Spring Break is halfway over — actually more than halfway, now that today’s at an end — and that’s sad.

Two things from today.

First of all, I had my first post-podiatrist run on my not-actually-shattered foot, now infused with cortisone, AKA liquefied unicorn horn, AKA jumpin’ jamba juice, AKA I-don’t-know-what-pain-is-anymore happy medicine.  Seriously, in my first contiguous three-mile run in over a month, I felt not a tweak of pain or discomfort or “wrongness” in the heel, and nothing since.  Not only was there no pain, but I found myself running faster and easier than I have in months.  I kept going faster than I wanted to and reminding myself to slow down, which, for a runner, is sort of like asking your torturers to give you a few more lashes and really take their time with the thumbscrews.  The run over, I iced it and stretched the foot, per doctor’s orders, and for today at least, it’s holding up fine.
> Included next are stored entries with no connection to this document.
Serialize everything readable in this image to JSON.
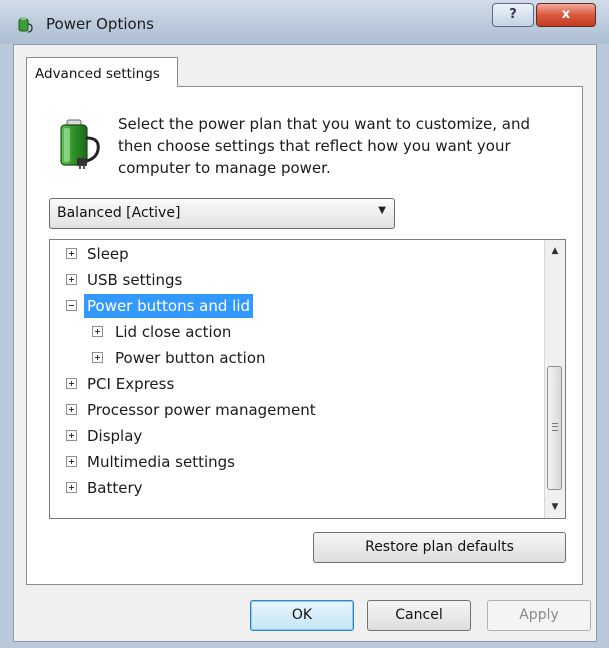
{
  "window": {
    "title": "Power Options",
    "help_label": "?",
    "close_label": "x"
  },
  "tab": {
    "label": "Advanced settings"
  },
  "description": "Select the power plan that you want to customize, and then choose settings that reflect how you want your computer to manage power.",
  "plan_select": {
    "value": "Balanced [Active]"
  },
  "tree": {
    "items": [
      {
        "label": "Sleep",
        "level": 0,
        "expander": "plus",
        "selected": false
      },
      {
        "label": "USB settings",
        "level": 0,
        "expander": "plus",
        "selected": false
      },
      {
        "label": "Power buttons and lid",
        "level": 0,
        "expander": "minus",
        "selected": true
      },
      {
        "label": "Lid close action",
        "level": 1,
        "expander": "plus",
        "selected": false
      },
      {
        "label": "Power button action",
        "level": 1,
        "expander": "plus",
        "selected": false
      },
      {
        "label": "PCI Express",
        "level": 0,
        "expander": "plus",
        "selected": false
      },
      {
        "label": "Processor power management",
        "level": 0,
        "expander": "plus",
        "selected": false
      },
      {
        "label": "Display",
        "level": 0,
        "expander": "plus",
        "selected": false
      },
      {
        "label": "Multimedia settings",
        "level": 0,
        "expander": "plus",
        "selected": false
      },
      {
        "label": "Battery",
        "level": 0,
        "expander": "plus",
        "selected": false
      }
    ]
  },
  "buttons": {
    "restore_label": "Restore plan defaults",
    "ok_label": "OK",
    "cancel_label": "Cancel",
    "apply_label": "Apply"
  },
  "icons": {
    "app_icon": "power-options-icon",
    "battery_icon": "battery-plug-icon"
  },
  "colors": {
    "selection": "#3399ff",
    "titlebar": "#bccbdc",
    "close_button": "#c23b22"
  }
}
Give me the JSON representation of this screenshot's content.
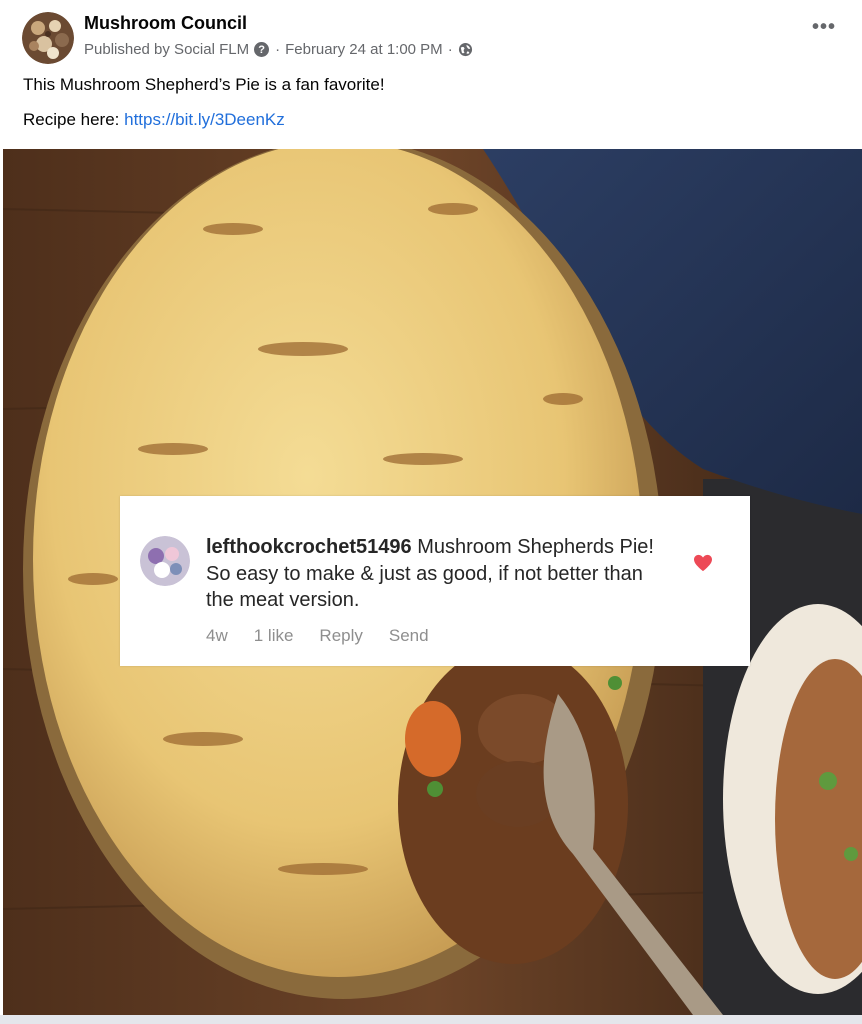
{
  "post": {
    "page_name": "Mushroom Council",
    "published_by": "Published by Social FLM",
    "separator": "·",
    "timestamp": "February 24 at 1:00 PM",
    "more_icon": "more-horizontal-icon",
    "caption": "This Mushroom Shepherd’s Pie is a fan favorite!",
    "recipe_label": "Recipe here: ",
    "recipe_link": "https://bit.ly/3DeenKz"
  },
  "photo": {
    "description_icon": "shepherds-pie-photo",
    "comment": {
      "username": "lefthookcrochet51496",
      "text": "Mushroom Shepherds Pie! So easy to make & just as good, if not better than the meat version.",
      "age": "4w",
      "likes": "1 like",
      "reply_label": "Reply",
      "send_label": "Send",
      "heart_color": "#ed4956"
    }
  },
  "colors": {
    "link": "#216fdb",
    "secondary_text": "#65676b"
  }
}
What’s not holding up fine, on the other hand, are my lungs, for two reasons.  First, I’m out of shape.  Not running consistently since basically December has reduced my conditioning to (for me) pitiful levels, and I cut the run short today as much out of an inability to breathe enough as out of caution not to overwork the heel.  Second, spring seems to have sprung here in Georgia, and if you’ve ever been in Georgia in the merry merry months of springtime, you know that the trees are mating, and their yellow, uh, genetic legacy just lays like a blanket over EVERYTHING.  We had an honest-to-goodness deluge of rain at the beginning of the week, and in the two days since, the pollen has piled up enough that our blue car is now blue-under-a-fine-misting-of-vomit-yellow.  The breeze stirs and you see it swirling like a desert sandstorm.  The trees rustle and it comes cascading down like the yellow snowfall of your nightmares.  When it rains again, the rivers and streams will look like streams of snot.  So me, I go out for my first run in a week, and as much as it’s a nice day out, I’m breathing in these coarse particulates by the metric sharknado-ton.  Oh, but I’m not breathing so much as gasping for my life, so I don’t even have the benefit of the filtration system in the nose, no, it’s all going straight down the gullet and powdering the inside of my lungs.  I feel confident that if you could shine a blacklight into my trachea, my entire respiratory system would fluoresce with this gunk.

So I’m hacking up what looks like powdered yellow-cake uranium, but I had a good run, so that’s awesome.  And I got my writing done for today, and that’s awesome too.

I wish there was more cleverness to be had in this post, but the id-writer is snoring so hard over there with that dart in his neck that he woke the neighbor’s dog up.  Nothing but drool and night terrors for that guy.  What a mess.